Add execution right to the file

chmod +x ./encrypt_databag.sh

Encrypt the data bag

Open a Bash window in the data_bags_unencrypted folder

Execute the following command, where

DATA_BAG_NAME is the name of the data bag folder
ITEM_NAME is the value of the id element and the item file name without the ‘.json’ extension,

../devops-chef-scripts/encrypt_databag.sh DATA_BAG_NAME ITEM_NAME

The script will create a folder for the Data Bag in the “data_bags” folder and save the encrypted Data Bag file in it.

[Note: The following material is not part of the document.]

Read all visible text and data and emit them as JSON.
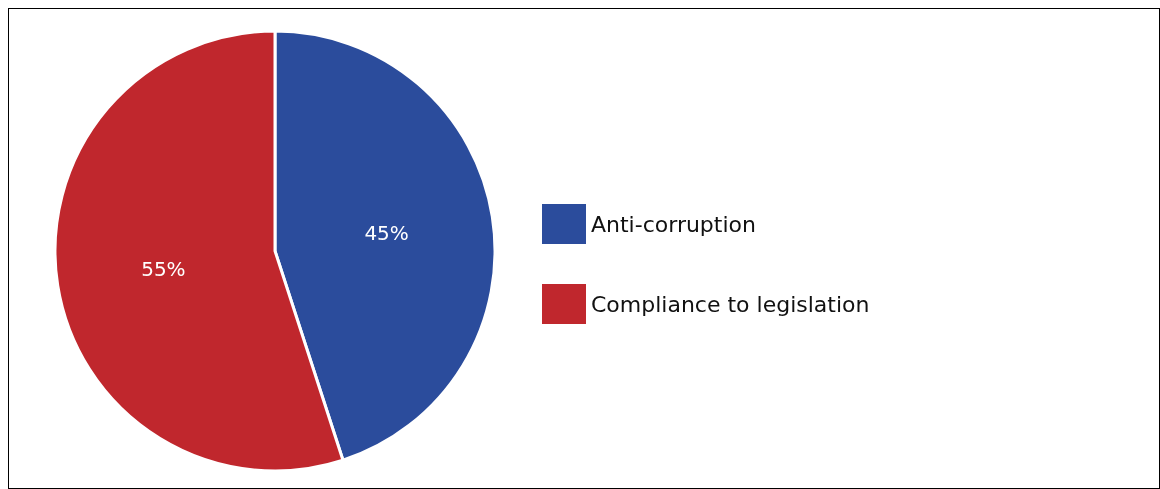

The following warning is normal. We did not want to unencrypt the data bag, just download the encrypted version.

WARNING: Encrypted data bag detected, but no secret provided for decoding. Displaying encrypted data.

Troubleshooting

If you get the error message

ERROR: The object you are looking for could not be found
Response: Cannot load data bag item … for data bag …

make sure you set the name of the data bag item file without the .json extension and the value of the id element the same.